When it finally hit me that we were going to Cannes, the first thing I thought was, what are two tourists like us doing going to one of the world's most prestigious film festivals? The second thing I thought was, well, Afdlin is no small thing (in all ways) in our industry and if I were to represent anyone from Malaysia, there would be no one I would be more honoured to represent than Afdlin. Then I thought, what business have I feeling honoured to be representing anybody!?! Little ol' virgin assistant producer me...
One thing I do understand though, is how powerful movies can be to individuals and peoples as a whole. And despite how Sumolah has done at the cinemas, it's effect on almost all its audience has been powerful indeed.
So why did we go? Because Sumolah was always intended to travel beyond the shores of Malaysia. And although pre-registration did not get Afdlin into the Producer's Network, we decided we would go anyway and stick our foot in whatever door we could find.
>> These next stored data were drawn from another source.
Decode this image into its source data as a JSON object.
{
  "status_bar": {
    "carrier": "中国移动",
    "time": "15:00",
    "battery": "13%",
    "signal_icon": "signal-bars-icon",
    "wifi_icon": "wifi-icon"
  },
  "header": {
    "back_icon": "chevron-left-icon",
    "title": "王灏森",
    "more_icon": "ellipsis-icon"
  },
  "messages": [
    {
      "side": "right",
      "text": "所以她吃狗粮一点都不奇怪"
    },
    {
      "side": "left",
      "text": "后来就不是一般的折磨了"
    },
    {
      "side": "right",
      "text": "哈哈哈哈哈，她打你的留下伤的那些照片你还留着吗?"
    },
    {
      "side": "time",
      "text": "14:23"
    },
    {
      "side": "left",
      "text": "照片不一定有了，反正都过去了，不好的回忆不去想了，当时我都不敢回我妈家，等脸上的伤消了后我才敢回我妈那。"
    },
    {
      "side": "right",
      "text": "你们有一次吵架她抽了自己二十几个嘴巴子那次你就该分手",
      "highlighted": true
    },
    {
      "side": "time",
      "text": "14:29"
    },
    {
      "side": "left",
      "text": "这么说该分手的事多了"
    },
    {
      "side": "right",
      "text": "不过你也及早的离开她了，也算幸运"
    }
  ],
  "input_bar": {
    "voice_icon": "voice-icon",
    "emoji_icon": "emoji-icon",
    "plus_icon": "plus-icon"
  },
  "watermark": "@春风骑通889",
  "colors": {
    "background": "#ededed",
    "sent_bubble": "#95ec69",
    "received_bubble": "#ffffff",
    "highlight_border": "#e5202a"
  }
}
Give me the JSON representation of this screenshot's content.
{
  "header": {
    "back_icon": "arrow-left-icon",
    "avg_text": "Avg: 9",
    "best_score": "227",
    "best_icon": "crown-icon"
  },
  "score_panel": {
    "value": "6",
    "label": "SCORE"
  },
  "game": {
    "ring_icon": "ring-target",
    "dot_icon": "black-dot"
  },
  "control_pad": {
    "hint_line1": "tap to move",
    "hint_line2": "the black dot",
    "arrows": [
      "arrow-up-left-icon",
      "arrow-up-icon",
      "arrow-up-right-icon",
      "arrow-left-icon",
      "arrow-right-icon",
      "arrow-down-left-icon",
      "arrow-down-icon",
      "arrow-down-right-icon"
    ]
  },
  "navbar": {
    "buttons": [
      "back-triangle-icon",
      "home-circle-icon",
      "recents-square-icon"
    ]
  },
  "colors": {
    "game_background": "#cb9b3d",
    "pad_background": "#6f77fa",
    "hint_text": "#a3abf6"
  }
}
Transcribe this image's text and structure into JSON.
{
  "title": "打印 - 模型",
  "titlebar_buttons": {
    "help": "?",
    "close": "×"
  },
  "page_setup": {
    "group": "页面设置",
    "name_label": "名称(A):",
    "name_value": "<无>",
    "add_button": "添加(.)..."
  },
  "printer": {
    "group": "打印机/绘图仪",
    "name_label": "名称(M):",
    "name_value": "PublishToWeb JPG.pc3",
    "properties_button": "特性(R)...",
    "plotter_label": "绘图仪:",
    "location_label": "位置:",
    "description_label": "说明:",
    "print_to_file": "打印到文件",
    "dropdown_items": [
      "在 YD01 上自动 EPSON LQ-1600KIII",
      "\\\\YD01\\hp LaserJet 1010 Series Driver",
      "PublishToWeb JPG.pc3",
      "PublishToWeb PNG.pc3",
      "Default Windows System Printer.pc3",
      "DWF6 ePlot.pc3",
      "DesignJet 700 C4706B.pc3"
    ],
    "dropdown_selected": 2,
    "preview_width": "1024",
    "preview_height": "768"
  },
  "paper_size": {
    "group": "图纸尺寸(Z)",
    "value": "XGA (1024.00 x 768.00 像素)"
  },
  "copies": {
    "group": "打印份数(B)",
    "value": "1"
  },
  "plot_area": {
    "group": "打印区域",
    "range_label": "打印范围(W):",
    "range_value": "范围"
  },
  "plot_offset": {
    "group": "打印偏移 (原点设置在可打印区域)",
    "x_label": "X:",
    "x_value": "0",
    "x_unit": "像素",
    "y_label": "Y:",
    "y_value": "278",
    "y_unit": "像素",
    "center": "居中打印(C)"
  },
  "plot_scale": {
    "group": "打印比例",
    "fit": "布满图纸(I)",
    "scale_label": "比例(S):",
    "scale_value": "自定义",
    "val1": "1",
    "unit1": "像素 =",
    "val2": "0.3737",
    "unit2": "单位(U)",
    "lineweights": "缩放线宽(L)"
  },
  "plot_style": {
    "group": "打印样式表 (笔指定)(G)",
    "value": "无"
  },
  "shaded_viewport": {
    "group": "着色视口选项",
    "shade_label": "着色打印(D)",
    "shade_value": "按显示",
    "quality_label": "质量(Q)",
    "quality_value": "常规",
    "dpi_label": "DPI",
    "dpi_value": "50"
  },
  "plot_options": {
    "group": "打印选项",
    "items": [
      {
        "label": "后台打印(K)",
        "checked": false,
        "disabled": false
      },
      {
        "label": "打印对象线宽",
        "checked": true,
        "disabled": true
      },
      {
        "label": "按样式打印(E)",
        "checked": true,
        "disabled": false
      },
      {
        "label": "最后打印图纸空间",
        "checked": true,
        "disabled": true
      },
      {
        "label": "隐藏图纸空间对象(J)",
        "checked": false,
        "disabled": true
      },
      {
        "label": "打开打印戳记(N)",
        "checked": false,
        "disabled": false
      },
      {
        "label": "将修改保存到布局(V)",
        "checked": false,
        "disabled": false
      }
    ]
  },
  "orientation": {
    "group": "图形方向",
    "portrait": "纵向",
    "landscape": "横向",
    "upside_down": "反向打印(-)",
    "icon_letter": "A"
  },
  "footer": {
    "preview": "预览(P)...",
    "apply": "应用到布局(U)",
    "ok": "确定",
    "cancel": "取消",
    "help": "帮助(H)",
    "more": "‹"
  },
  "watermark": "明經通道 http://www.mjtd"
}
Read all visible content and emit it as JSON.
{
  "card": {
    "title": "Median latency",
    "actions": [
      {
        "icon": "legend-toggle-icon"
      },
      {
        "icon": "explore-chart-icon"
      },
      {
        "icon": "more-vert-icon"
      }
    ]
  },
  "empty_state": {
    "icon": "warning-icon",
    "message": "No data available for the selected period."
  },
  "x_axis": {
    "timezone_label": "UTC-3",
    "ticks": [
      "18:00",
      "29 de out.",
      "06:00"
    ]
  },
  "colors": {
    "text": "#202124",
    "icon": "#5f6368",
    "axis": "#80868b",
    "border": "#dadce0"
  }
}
Concurrent to the Festival de Cannes is the Marche Du Film (Film Market). While the films are all screening all over Cannes, there is a bazaar of sales going on under the market tents, where indie producers, production houses, sales agents, distributors etc all meet from all over the world and try to buy or sell films from each other. Some films are still only at the script stage, but it doesn't matter. If you can convince someone of the value of your project, it just might get picked up. Unfortunately, because we were not on the Producer's Network, we did not have access to these discussions, meetings and speed-dating (literally, you spend half an hour at each table just pitching your movie before moving on to the next table).
So we had to approach some people cold, some through contacts given to us or made prior to the festival. Believe me, it was a very scary thought for me to have to do that. We arrived with a load of promotional items and of course I packed too many clothes... We spent the first day walking through the "markteplace", staking out all the booths and wondering how to be certain who was a buyer and who was a seller! It's all in the books you get when you register but they're thicker than the yellow pages!
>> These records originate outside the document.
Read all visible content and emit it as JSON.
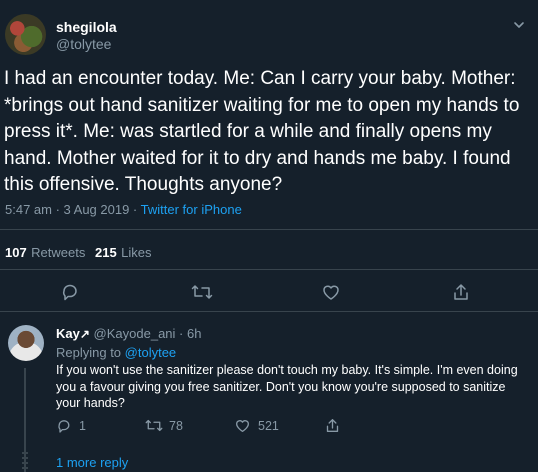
{
  "tweet": {
    "author_name": "shegilola",
    "author_handle": "@tolytee",
    "text_lines": [
      "I had an encounter today. Me: Can I carry your baby. Mother:",
      "*brings out hand sanitizer waiting for me to open my hands to",
      "press it*. Me: was startled for a while and finally opens my",
      "hand.  Mother waited for it to dry and hands me baby. I found",
      "this offensive. Thoughts anyone?"
    ],
    "timestamp": "5:47 am · 3 Aug 2019 · ",
    "source": "Twitter for iPhone",
    "retweets_count": "107",
    "retweets_label": "Retweets",
    "likes_count": "215",
    "likes_label": "Likes",
    "menu_icon": "chevron-down-icon"
  },
  "reply": {
    "author_name": "Kay",
    "author_badge": "↗",
    "author_handle": "@Kayode_ani · 6h",
    "replying_to_label": "Replying to ",
    "replying_to_handle": "@tolytee",
    "text_lines": [
      "If you won't use the sanitizer please don't touch my baby. It's simple. I'm even doing",
      "you a favour giving you free sanitizer. Don't you know you're supposed to sanitize",
      "your hands?"
    ],
    "reply_count": "1",
    "retweet_count": "78",
    "like_count": "521",
    "more_replies": "1 more reply"
  },
  "colors": {
    "background": "#15202b",
    "muted": "#8899a6",
    "accent": "#1da1f2",
    "divider": "#38444d"
  }
}
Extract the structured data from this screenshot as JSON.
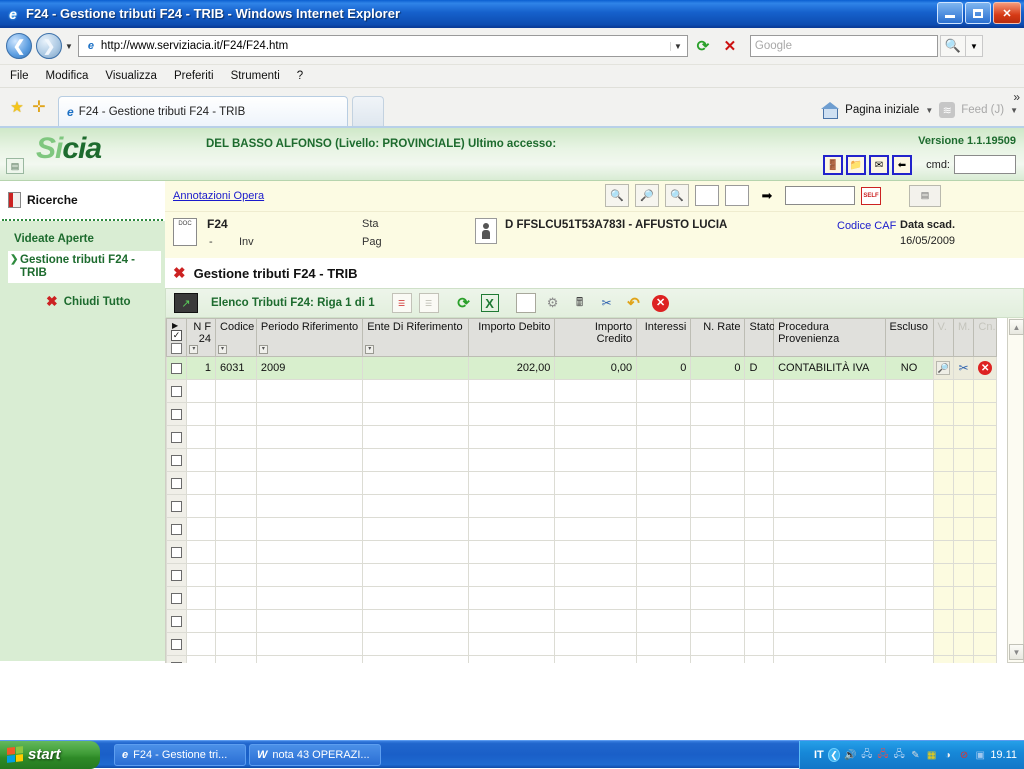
{
  "window": {
    "title": "F24 - Gestione tributi F24 - TRIB - Windows Internet Explorer",
    "minimize_label": "Riduci a icona",
    "maximize_label": "Ripristina",
    "close_label": "Chiudi"
  },
  "browser": {
    "back_glyph": "←",
    "forward_glyph": "→",
    "url": "http://www.serviziacia.it/F24/F24.htm",
    "url_display": "http://www.serviziacia.it/F24/F24.htm",
    "refresh_glyph": "↻",
    "stop_glyph": "✕",
    "search_placeholder": "Google",
    "search_glyph": "🔍",
    "menu": [
      "File",
      "Modifica",
      "Visualizza",
      "Preferiti",
      "Strumenti",
      "?"
    ],
    "tab_label": "F24 - Gestione tributi F24 - TRIB",
    "home_label": "Pagina iniziale",
    "feed_label": "Feed (J)",
    "overflow_glyph": "»"
  },
  "app_header": {
    "logo_part1": "Si",
    "logo_part2": "cia",
    "user_line": "DEL BASSO ALFONSO (Livello: PROVINCIALE) Ultimo accesso:",
    "version": "Versione 1.1.19509",
    "cmd_label": "cmd:",
    "cmd_value": "",
    "icons": [
      "door-icon",
      "folder-star-icon",
      "envelope-icon",
      "logout-icon"
    ]
  },
  "sidebar": {
    "search_label": "Ricerche",
    "open_views_label": "Videate Aperte",
    "open_items": [
      {
        "label": "Gestione tributi F24 - TRIB"
      }
    ],
    "close_all_label": "Chiudi Tutto"
  },
  "annotations": {
    "link": "Annotazioni Opera",
    "input_value": "",
    "field1": "",
    "field2": "",
    "self_badge": "SELF"
  },
  "document_bar": {
    "type": "F24",
    "dash": "-",
    "inv_label": "Inv",
    "sta_label": "Sta",
    "pag_label": "Pag",
    "subject": "D FFSLCU51T53A783I - AFFUSTO LUCIA",
    "caf_label": "Codice CAF",
    "due_label": "Data scad.",
    "due_value": "16/05/2009"
  },
  "page": {
    "title": "Gestione tributi F24 - TRIB",
    "grid_title": "Elenco Tributi F24: Riga 1 di 1"
  },
  "chart_data": {
    "type": "table",
    "title": "Elenco Tributi F24: Riga 1 di 1",
    "columns": [
      "N F 24",
      "Codice",
      "Periodo Riferimento",
      "Ente Di Riferimento",
      "Importo Debito",
      "Importo Credito",
      "Interessi",
      "N. Rate",
      "Stato",
      "Procedura Provenienza",
      "Escluso",
      "V.",
      "M.",
      "Cn."
    ],
    "rows": [
      {
        "n_f24": "1",
        "codice": "6031",
        "periodo_riferimento": "2009",
        "ente_di_riferimento": "",
        "importo_debito": "202,00",
        "importo_credito": "0,00",
        "interessi": "0",
        "n_rate": "0",
        "stato": "D",
        "procedura_provenienza": "CONTABILITÀ IVA",
        "escluso": "NO"
      }
    ],
    "empty_row_count": 13
  },
  "table": {
    "headers": [
      {
        "label": "N F 24",
        "align": "right",
        "filter": true
      },
      {
        "label": "Codice",
        "align": "left",
        "filter": true
      },
      {
        "label": "Periodo Riferimento",
        "align": "left",
        "filter": true
      },
      {
        "label": "Ente Di Riferimento",
        "align": "left",
        "filter": true
      },
      {
        "label": "Importo Debito",
        "align": "right",
        "filter": false
      },
      {
        "label": "Importo Credito",
        "align": "right",
        "filter": false
      },
      {
        "label": "Interessi",
        "align": "right",
        "filter": false
      },
      {
        "label": "N. Rate",
        "align": "right",
        "filter": false
      },
      {
        "label": "Stato",
        "align": "left",
        "filter": false
      },
      {
        "label": "Procedura Provenienza",
        "align": "left",
        "filter": false
      },
      {
        "label": "Escluso",
        "align": "left",
        "filter": false
      },
      {
        "label": "V.",
        "align": "left",
        "filter": false
      },
      {
        "label": "M.",
        "align": "left",
        "filter": false
      },
      {
        "label": "Cn.",
        "align": "left",
        "filter": false
      }
    ],
    "row": {
      "n_f24": "1",
      "codice": "6031",
      "periodo": "2009",
      "ente": "",
      "debito": "202,00",
      "credito": "0,00",
      "interessi": "0",
      "rate": "0",
      "stato": "D",
      "procedura": "CONTABILITÀ IVA",
      "escluso": "NO"
    }
  },
  "taskbar": {
    "start_label": "start",
    "tasks": [
      {
        "label": "F24 - Gestione tri...",
        "icon": "ie-icon"
      },
      {
        "label": "nota 43  OPERAZI...",
        "icon": "word-icon"
      }
    ],
    "lang": "IT",
    "clock": "19.11"
  },
  "colors": {
    "accent_green": "#1d6b2e",
    "header_bg": "#d9edd3",
    "row_selected": "#d8efcd",
    "yellow_panel": "#fcfbe3",
    "title_blue": "#1661cc"
  }
}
Sometimes we would strike up a conversation with the people at the booths, or would see them because their contacts were given to us by associates before we left Malaysia. Towards the end, we would just go up to them and introduce Afdlin as a director from Malaysia and would they like to look at his film? Most were eager to see it because it was the director himself they were talking to or because it was Asian or because it was another potential film to pick up. Everyone we saw was interested and asked us to follow up once we returned to KL. Of course, we have yet to see whether the follow ups will bear fruit.
It was disappointing to find almost every nation represented by their Film Commissions, but not ours. Malaysia has a long history of film with some real gems. Even if there was a little booth with all our posters and a brochure hocking our beautiful locations only manned by a someone who gives out pamphlets and takes messages, THOUSANDS of industry professionals walk past the booths over the ten day festival period and almost always pick up something as they pass by. Visibility and presence is what we need at fests like these!
We only watched three films, one of which we had to walk out of because we were so tired from travelling. But there were so many screening theatres, some, actual cinemas taken over for the ten days and only showing festival films, some, little theatrettes located within the Palais at which the Marche booths were located - and each screened a few different titles at various times during the day and during the week. The scale of the organisation is amazing. Prior to each of the major films, they screened 3-5 minute short films directed by 60 selected directors from all over the world, and we were privileged to watch the Coen Brothers' short prior to Ocean's 13 (which was very very funny).
I can't help thinking now that if there were some support like a Malaysian booth or even a desk with a pamphlet stand where a producer or director at Cannes from Malaysia (on their own ticket) could go to to get help or even have a place to put their flyers, cards, brochures, whatever... what a diffferent festival experience it would have been for us. Then we could say to people we meet, check out our goodies at the Malaysian pavillion/booth/desk and show that we have a presence there because our country is proud of our industry.
Oh, yeah, I forgot, our country sort of looks down on the entertainment industry. It's not really legitimate for a living, is it? No matter how silly we may think our silliest films may be, or how bad we may think our worst films are, they all have value because they are a reflection of how Malaysians view themselves. How important this concept is I cannot stress. If we love films where the hero is always ugly, has no talent and isnt really acting, then it shows that we love to see someone hamming it up. What's wrong with that? We also have films that are very depressing, highly stylised, poorly executed, sublimely executed, happy, dumb, pure, emotional, flippant... just like any other movie industry in the world. The other film we saw was pretty bad in my opinion, but it showed me a little part of how the culture of the filmmaker views itself, and that, to me, brings us closer and opens up avenues of understanding. So, maybe the filmic value was bad for me, but I still got something out of it (and a whole lot of laughs!).
We have had some comments from websters about wasting time and money going to the festival. Well, I can only say if you are going to go all the way with the movie production of a film like Sumolah, why would you stop selling after the first attempt? Hello? What kind of faith are you putting in the product if you give up before the race is run? Nokotta, people!!
Anyway, those are notes from a few naysayers and we have learnt early on in this business that there is always someone who gets unhappy and we cannot always understand why, nor can we make things better for the poor diddumses.
See you at the top, fellow fighters!